Tesla Reveals Its Crowdsourced Autopilot Data

Six months’ worth of beta-testing is showing what works and what needs tweaking

1 min read

Tesla Reveals Its Crowdsourced Autopilot Data
Image: Tesla

Tesla has unveiled some results of its crowdsourcing efforts among users of its Autopilot feature, introduced just six months ago, and the data give some hints on how the feature performs.

For instance, Autopilot centers the car in its lane with the obsession of a chronic picture-straightener:

Tesla installed the hardware of its Autopilot in cars about a year before uploading the enabling software, in October 2015, said Sterling Anderson, director of Tesla’s Autopilot program, on Tuesday. The company has logged some 780 million miles of data, 100 million miles with Autopilot in at least partial control. Anderson was speaking at the EmTech Digital conference in San Francisco, which was sponsored by MIT Technology Review.

He also said that Tesla tries out new software by testing it covertly, so that it can tell what the software would have done if it had been turned on. “We will often install an ‘inert’ feature on all our vehicles worldwide,” said Anderson. “That allows us to watch over tens of millions of miles how a feature performs.”

Tesla’s crowdsourcing of its 70,000-odd customers has thus allowed the company to amass far more passenger-miles than Google’s small fleet of professionally driven cars has done. Tesla logs about 1 million miles a day; Google has logged some 1.4 million miles since it started testing autonomous cars in 2009.

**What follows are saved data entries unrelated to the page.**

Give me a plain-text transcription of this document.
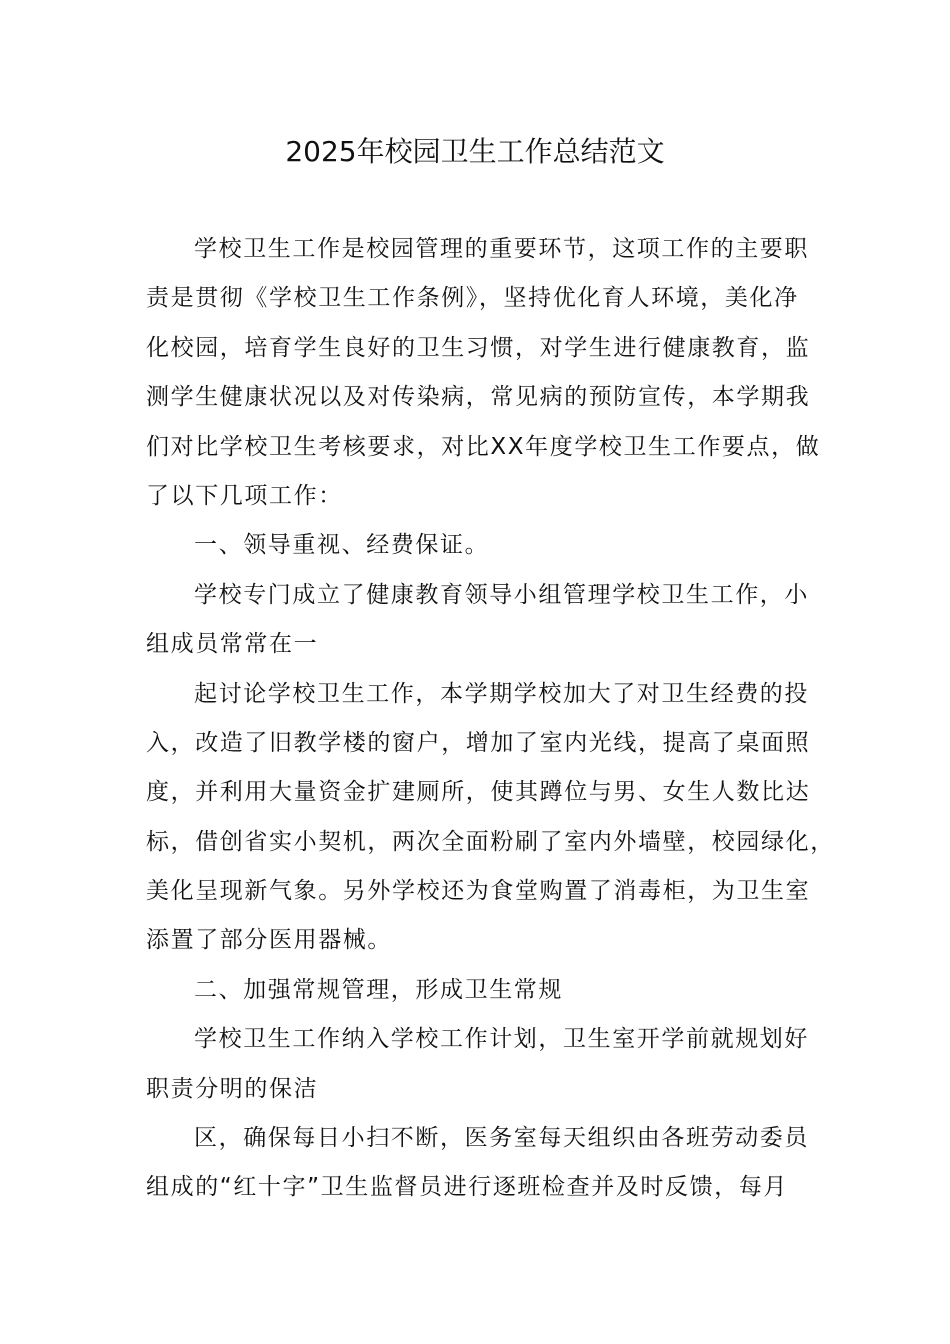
2025年校园卫生工作总结范文
学校卫生工作是校园管理的重要环节，这项工作的主要职
责是贯彻《学校卫生工作条例》，坚持优化育人环境，美化净
化校园，培育学生良好的卫生习惯，对学生进行健康教育，监
测学生健康状况以及对传染病，常见病的预防宣传，本学期我
们对比学校卫生考核要求，对比XX年度学校卫生工作要点，做
了以下几项工作：
一、领导重视、经费保证。
学校专门成立了健康教育领导小组管理学校卫生工作，小
组成员常常在一
起讨论学校卫生工作，本学期学校加大了对卫生经费的投
入，改造了旧教学楼的窗户，增加了室内光线，提高了桌面照
度，并利用大量资金扩建厕所，使其蹲位与男、女生人数比达
标，借创省实小契机，两次全面粉刷了室内外墙壁，校园绿化，
美化呈现新气象。另外学校还为食堂购置了消毒柜，为卫生室
添置了部分医用器械。
二、加强常规管理，形成卫生常规
学校卫生工作纳入学校工作计划，卫生室开学前就规划好
职责分明的保洁
区，确保每日小扫不断，医务室每天组织由各班劳动委员
组成的“红十字”卫生监督员进行逐班检查并及时反馈，每月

But Tesla’s voluminous data aren’t quite comparable to Google’s. Autopilot takes charge on highways; Google’s cars mostly drive around in cities. That makes the trips shorter and much more challenging. And one more thing: Google’s true master trove of data comes from the fine-grained maps it lays down in every city it tackles. That, and massive simulation tests the company does in silico, may well put Google in the driver’s seat.